By Mark Perry on July 3, 2008 | More Posts By Mark Perry | Author's Website

Maybe enough for a loaf of bread?

WSJ

Robert Mugabe’s embattled regime in Zimbabwe relies on a steady supply of paper — fortified with watermarks and other antiforgery features — to print the bank notes that allow it to pay the soldiers and other loyalists who enable him to stay in power. With an annual inflation rate estimated at well over 1 million percent, new notes with ever more zeros need to be printed every few weeks because the older ones lose their worth so quickly.

The Munich-based company that has supplied Zimbabwe with the special blank sheets to print its increasingly worthless dollar caved in to pressure on Tuesday from the German government for it to stop doing business with the African ruler.

Zimbabwe Inflation Facts:

A 10 million Zimbabwe dollar bank note is worth 0.0008 of a U.S. cent.
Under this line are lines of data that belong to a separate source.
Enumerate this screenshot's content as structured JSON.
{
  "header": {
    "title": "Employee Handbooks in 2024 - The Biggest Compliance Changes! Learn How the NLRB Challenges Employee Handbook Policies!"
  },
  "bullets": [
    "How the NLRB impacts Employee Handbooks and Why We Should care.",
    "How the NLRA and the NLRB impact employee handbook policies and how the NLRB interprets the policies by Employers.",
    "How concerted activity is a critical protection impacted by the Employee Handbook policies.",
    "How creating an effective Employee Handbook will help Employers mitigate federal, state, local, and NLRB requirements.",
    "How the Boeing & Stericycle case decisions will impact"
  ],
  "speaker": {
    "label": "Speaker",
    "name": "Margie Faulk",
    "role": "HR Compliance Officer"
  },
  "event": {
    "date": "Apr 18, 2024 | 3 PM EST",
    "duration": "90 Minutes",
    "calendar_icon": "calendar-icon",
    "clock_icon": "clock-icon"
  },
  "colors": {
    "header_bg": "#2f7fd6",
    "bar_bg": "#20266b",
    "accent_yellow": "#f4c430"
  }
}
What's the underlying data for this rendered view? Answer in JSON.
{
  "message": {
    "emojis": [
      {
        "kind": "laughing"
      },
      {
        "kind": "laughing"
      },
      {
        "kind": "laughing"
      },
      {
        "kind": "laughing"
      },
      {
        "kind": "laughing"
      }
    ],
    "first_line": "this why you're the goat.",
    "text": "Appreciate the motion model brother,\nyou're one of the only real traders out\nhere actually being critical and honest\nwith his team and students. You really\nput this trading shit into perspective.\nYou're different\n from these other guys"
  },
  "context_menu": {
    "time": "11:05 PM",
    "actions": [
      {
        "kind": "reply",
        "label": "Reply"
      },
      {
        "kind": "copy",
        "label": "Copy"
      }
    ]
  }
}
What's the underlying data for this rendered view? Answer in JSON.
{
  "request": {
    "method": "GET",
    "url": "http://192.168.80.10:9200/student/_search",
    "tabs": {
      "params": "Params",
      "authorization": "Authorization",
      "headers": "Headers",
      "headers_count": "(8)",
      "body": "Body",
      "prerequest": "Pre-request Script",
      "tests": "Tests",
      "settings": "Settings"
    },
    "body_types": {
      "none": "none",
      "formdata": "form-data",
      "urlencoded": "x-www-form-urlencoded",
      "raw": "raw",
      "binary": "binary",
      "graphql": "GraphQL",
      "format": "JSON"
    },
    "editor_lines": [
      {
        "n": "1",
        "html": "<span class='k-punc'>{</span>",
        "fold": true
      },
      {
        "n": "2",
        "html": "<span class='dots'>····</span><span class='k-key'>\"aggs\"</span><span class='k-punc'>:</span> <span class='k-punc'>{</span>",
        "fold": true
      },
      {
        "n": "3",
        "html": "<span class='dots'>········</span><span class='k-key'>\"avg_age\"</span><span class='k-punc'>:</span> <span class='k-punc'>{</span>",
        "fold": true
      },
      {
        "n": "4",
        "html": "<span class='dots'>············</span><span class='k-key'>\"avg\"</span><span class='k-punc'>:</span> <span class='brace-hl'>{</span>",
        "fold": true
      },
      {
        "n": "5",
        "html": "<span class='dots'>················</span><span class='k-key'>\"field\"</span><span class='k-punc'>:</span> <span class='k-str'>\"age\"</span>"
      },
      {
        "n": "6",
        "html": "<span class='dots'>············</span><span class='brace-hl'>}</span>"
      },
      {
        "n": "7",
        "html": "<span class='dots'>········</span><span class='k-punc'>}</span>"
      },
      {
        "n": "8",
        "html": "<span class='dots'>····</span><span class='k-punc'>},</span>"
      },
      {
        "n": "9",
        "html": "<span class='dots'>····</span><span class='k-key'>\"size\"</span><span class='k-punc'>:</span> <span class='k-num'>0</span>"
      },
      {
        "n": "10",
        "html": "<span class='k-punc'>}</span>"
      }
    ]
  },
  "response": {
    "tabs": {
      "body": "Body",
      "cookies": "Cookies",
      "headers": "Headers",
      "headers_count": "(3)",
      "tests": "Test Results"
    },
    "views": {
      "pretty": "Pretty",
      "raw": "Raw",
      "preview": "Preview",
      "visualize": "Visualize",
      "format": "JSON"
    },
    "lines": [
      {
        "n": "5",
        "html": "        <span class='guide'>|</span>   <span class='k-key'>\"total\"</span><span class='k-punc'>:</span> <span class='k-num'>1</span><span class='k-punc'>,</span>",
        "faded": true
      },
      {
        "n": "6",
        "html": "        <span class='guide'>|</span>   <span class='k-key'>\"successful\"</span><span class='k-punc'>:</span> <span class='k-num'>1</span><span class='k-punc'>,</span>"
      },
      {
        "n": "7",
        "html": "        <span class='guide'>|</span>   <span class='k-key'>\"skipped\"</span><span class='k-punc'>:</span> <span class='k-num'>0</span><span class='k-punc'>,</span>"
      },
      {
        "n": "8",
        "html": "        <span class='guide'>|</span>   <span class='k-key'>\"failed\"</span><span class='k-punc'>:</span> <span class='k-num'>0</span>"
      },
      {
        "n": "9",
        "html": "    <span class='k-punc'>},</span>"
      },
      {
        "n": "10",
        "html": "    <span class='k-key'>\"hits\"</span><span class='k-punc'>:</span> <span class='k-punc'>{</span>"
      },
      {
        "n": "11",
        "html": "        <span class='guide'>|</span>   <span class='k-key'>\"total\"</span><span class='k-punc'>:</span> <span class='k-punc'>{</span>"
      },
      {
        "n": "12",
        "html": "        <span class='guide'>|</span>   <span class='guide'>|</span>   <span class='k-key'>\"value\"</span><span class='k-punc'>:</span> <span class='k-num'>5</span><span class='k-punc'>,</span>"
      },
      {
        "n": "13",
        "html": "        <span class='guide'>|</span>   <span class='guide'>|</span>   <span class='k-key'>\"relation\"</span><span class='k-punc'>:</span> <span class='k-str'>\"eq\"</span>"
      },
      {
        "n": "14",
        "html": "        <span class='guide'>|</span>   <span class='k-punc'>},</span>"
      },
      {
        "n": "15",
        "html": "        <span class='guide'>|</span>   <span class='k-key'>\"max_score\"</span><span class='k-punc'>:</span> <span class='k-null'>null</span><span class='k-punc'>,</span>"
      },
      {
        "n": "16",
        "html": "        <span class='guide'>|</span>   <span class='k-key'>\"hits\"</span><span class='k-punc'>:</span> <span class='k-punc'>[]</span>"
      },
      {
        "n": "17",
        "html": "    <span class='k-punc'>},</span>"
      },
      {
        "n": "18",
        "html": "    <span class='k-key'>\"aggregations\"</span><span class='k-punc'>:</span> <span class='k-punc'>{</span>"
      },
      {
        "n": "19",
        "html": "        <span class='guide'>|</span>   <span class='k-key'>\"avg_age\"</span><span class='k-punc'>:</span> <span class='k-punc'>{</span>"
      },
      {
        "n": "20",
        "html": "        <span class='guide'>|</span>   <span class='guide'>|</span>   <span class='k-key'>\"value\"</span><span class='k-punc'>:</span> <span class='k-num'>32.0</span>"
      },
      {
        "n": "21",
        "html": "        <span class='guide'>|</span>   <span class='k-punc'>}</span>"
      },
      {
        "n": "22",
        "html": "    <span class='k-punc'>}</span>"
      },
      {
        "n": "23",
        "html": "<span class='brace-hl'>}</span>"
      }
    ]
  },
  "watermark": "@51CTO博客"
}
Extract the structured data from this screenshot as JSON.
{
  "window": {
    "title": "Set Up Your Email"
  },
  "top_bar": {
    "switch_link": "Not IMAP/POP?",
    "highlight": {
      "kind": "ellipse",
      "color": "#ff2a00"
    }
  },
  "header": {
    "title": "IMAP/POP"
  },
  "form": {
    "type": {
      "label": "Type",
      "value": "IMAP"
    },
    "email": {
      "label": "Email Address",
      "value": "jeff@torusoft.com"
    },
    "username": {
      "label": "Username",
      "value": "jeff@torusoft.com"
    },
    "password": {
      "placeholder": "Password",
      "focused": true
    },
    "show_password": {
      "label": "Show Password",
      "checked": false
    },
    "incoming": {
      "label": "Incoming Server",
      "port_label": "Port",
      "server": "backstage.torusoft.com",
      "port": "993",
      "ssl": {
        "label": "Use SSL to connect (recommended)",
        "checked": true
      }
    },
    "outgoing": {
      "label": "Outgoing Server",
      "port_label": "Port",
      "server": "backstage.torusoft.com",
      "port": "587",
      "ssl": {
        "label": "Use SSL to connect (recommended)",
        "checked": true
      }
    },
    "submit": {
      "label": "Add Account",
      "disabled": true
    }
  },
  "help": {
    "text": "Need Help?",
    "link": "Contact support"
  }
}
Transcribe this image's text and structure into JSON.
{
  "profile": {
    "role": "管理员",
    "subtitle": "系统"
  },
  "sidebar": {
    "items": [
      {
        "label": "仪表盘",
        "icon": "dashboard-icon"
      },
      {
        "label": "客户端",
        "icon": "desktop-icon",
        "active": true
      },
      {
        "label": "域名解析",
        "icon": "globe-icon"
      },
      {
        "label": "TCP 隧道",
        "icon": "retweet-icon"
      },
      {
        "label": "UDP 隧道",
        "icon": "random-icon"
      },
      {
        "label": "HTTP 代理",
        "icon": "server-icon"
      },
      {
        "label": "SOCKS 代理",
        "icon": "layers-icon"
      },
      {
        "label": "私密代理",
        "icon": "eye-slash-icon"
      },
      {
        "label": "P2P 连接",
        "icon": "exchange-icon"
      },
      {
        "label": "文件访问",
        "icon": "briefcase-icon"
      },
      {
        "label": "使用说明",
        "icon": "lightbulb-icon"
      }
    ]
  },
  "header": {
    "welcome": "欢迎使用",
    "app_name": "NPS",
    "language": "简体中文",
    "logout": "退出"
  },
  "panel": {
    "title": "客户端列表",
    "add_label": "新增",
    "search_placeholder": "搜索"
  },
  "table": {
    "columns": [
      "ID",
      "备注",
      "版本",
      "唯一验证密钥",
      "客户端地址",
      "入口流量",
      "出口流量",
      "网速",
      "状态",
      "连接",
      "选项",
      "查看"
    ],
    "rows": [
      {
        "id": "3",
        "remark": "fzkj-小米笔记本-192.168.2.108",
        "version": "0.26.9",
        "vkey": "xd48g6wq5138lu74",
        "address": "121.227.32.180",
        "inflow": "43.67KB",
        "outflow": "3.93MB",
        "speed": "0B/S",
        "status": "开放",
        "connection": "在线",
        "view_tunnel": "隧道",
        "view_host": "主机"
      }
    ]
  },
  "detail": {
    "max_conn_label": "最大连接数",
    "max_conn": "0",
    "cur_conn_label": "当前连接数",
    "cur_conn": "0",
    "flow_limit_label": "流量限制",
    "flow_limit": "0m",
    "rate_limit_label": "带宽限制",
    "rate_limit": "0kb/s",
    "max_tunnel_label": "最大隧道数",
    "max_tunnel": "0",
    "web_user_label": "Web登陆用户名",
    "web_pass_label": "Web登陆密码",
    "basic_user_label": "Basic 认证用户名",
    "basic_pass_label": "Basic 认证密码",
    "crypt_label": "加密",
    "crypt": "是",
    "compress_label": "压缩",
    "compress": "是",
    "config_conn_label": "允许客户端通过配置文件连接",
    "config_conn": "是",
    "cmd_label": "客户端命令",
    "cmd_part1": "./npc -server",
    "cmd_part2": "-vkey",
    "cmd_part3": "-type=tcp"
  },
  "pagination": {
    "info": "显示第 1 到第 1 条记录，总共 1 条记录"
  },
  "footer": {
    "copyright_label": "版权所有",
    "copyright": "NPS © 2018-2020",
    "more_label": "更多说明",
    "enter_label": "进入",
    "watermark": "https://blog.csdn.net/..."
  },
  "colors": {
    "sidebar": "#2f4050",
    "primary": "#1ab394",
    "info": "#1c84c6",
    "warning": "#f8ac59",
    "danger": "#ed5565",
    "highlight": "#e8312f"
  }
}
It would take 12.5 billion Zimbabwe dollars to equal one U.S. cent, and 1.25 trillion Zimbabwe dollars to equal $1. (Note that the total value of all U.S. currency in circulation is “only” $768 billion.)

Vending machines, which take coins, fell out of service in Zimbabwe years ago. A single soda would require the deposit of billions of coins.

Imported from South Africa and in very short supply, a Coke sells on the black market for around 15 billion Zimbabwean dollars.

Civil servants mostly get paid through direct deposits into bank accounts, which limit withdrawals to 25 billion Zimbabwe dollars a day.